OLMS is responsible for creating the reporting forms, collecting them and making them public, and for enforcing the requirement that they be filed. The required forms are the Forms LM-10, LM-20 and LM-21. You can find the filed reports on the OLMS website.

Even though these reports are legally required, we have evidence that suggests many employers and their consultants are not filing them. The National Labor Relations Board reports that there were at least 1,125 organizing campaigns in 2021 and research suggests that employers hire persuader consultants in around 75% of those. However, in 2021, we received only 166 persuader-related Form LM-10 reports, 314 Form LM-20 reports and 56 Form LM-21 reports. By comparing the LM-10 and LM-20 forms, we’ve also discovered significant under-reporting in both directions. We are also confident that there is under-reporting of expenditures made with an object of violating the NLRA because, despite there being literally thousands of cases in which the NLRB found an employer to have violated the NLRA, our electronic records don’t contain a single report from a single employer disclosing such an expenditure. Electronic records go back only so far, but no one here can remember a paper report disclosing such an expenditure. If it ever happened, it’s lost in the mists of time.
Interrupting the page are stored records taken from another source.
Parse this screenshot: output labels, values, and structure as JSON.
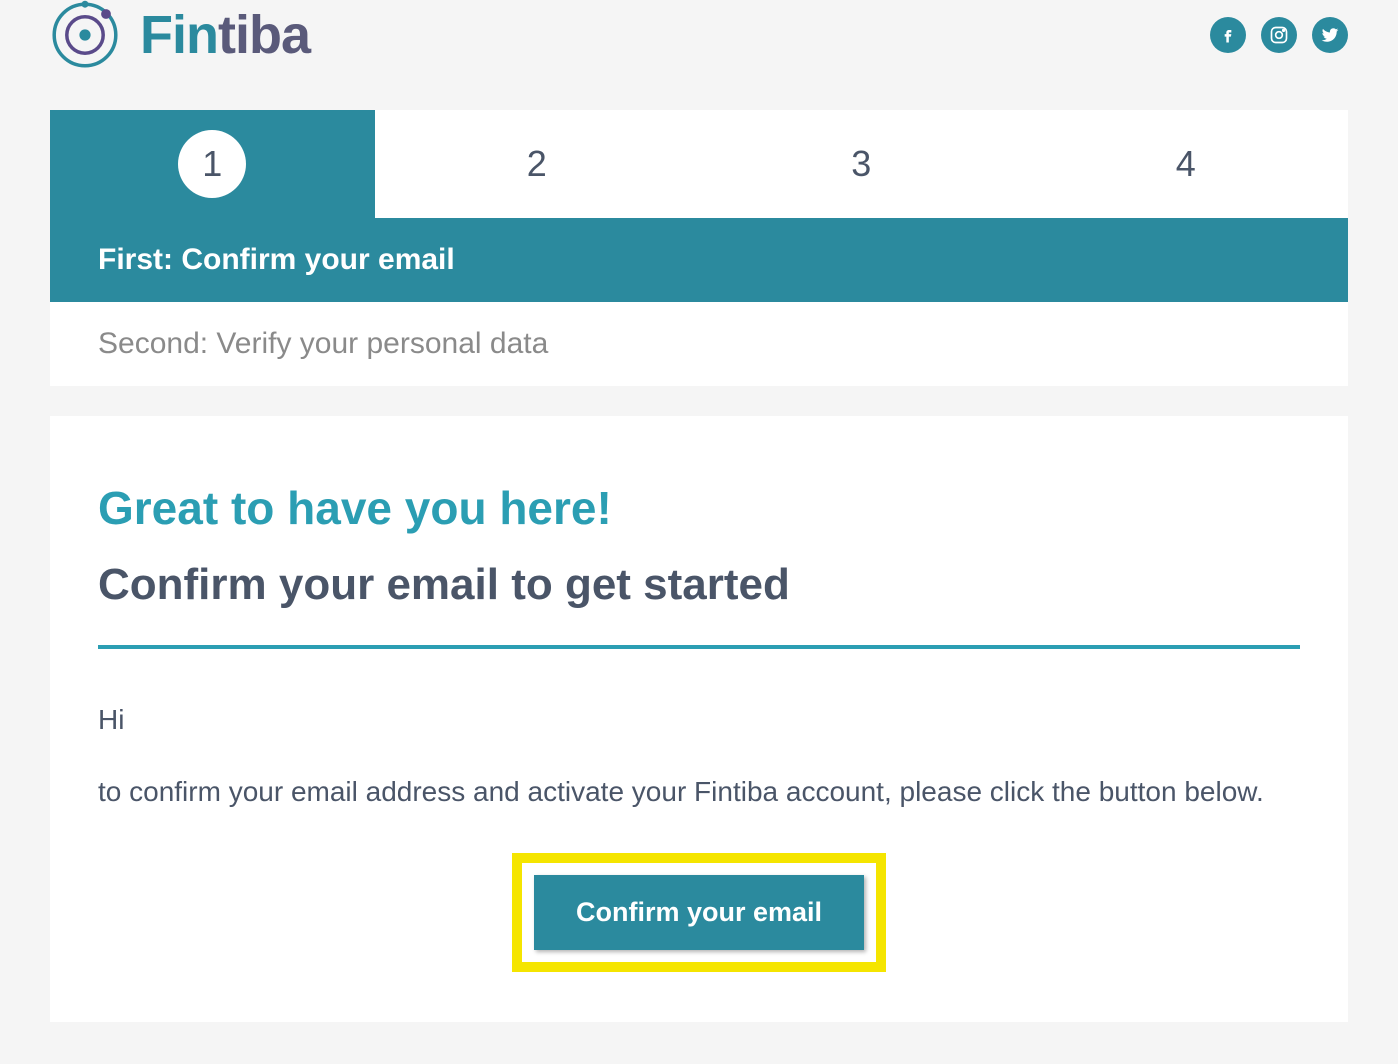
{
  "header": {
    "brand_name": "Fintiba"
  },
  "steps": {
    "items": [
      {
        "number": "1",
        "active": true
      },
      {
        "number": "2",
        "active": false
      },
      {
        "number": "3",
        "active": false
      },
      {
        "number": "4",
        "active": false
      }
    ],
    "active_title": "First: Confirm your email",
    "next_title": "Second: Verify your personal data"
  },
  "content": {
    "headline_teal": "Great to have you here!",
    "headline_dark": "Confirm your email to get started",
    "greeting": "Hi",
    "body": "to confirm your email address and activate your Fintiba account, please click the button below.",
    "button_label": "Confirm your email"
  }
}
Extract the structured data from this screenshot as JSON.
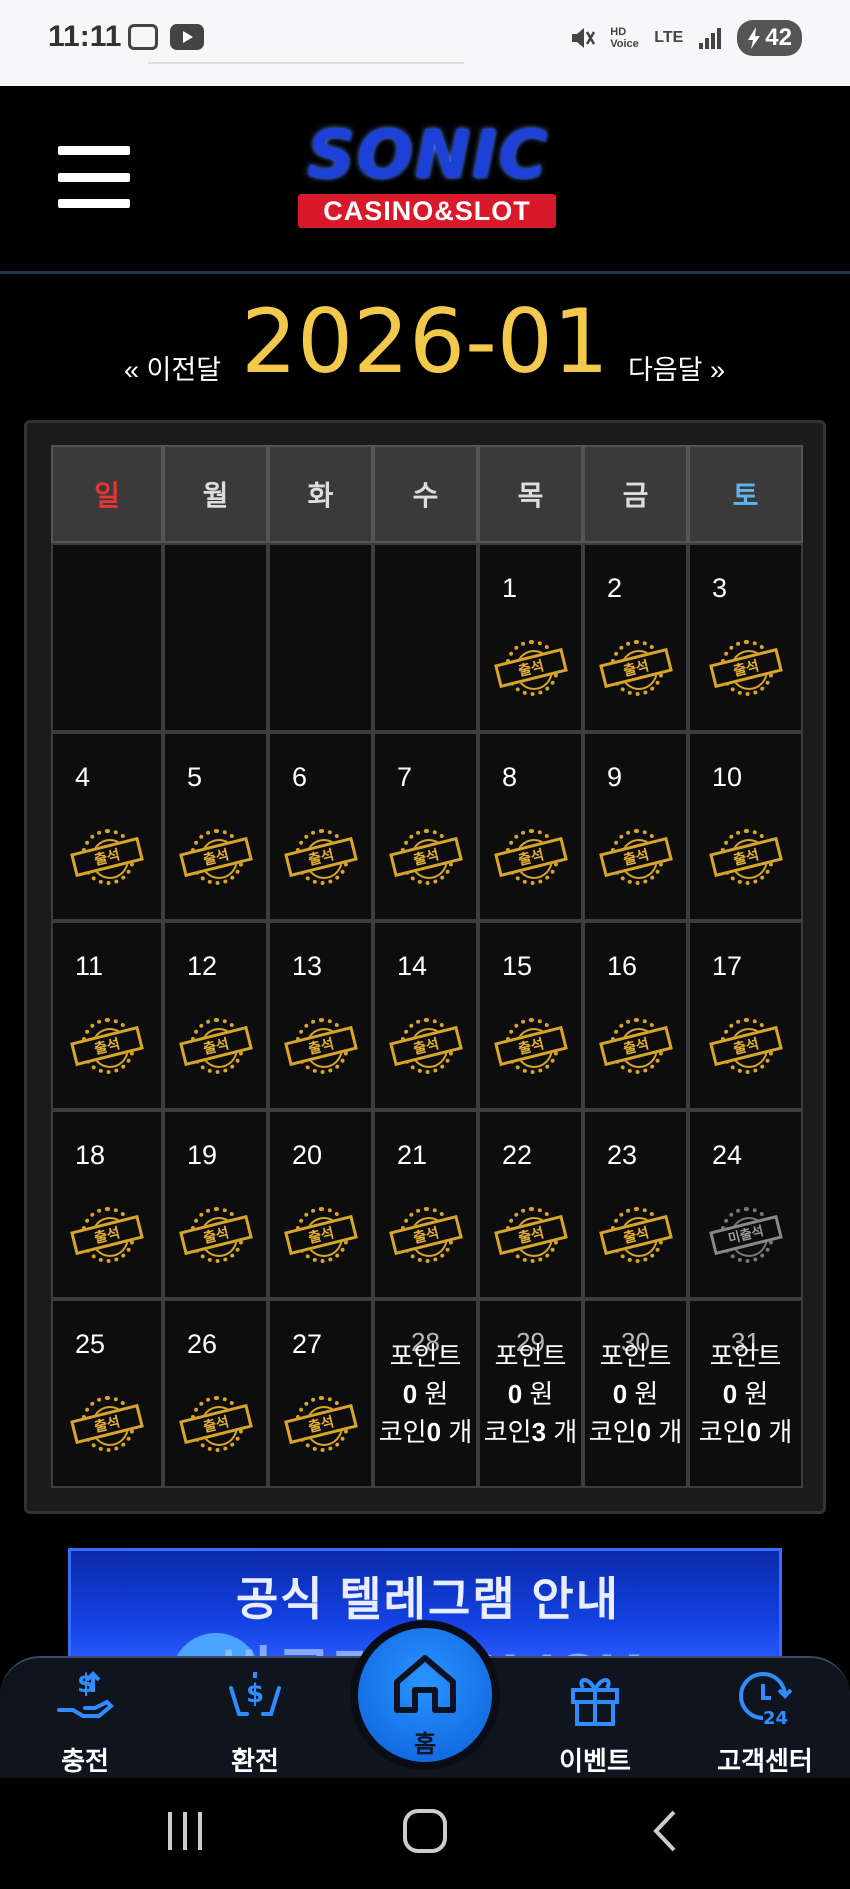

OLMS is taking steps to end this chronic non-compliance. Earlier this year, we reestablished our Persuader Reporting Orientation Program, a compliance assistance program designed to remind employers and consultants involved in union organizing campaigns of their reporting obligations. Since reestablishing this program, we have sent orientation materials to more than 1,900 employer recipients.

We’re also instituting a tip line and encouraging unions, employees, and others who become aware of persuader activity to contact us. We will take appropriate investigative and enforcement actions as necessary. You can find a link to the tip line here. We will also work with the NLRB to identify employers who must file Form LM-10 reports identifying expenditures they made with an object to interfere with, restrain or coerce employees in the exercise of their protected organizing and bargaining rights.

Enforcement of the LMRDA is our No. 1 priority at OLMS. But enforcement means enforcement of both the L and the M in LMRDA. Congress did not tell the Department of Labor to enforce the LMRDA’s union reporting requirements but ignore the employer and consultant reporting requirements, and we will do what it takes to treat those reporting requirements evenhandedly. Learn more at dol.gov/agencies/olms.   

Jeff Freund is the director of the U.S. Department of Labor’s Office of Labor-Management Standards.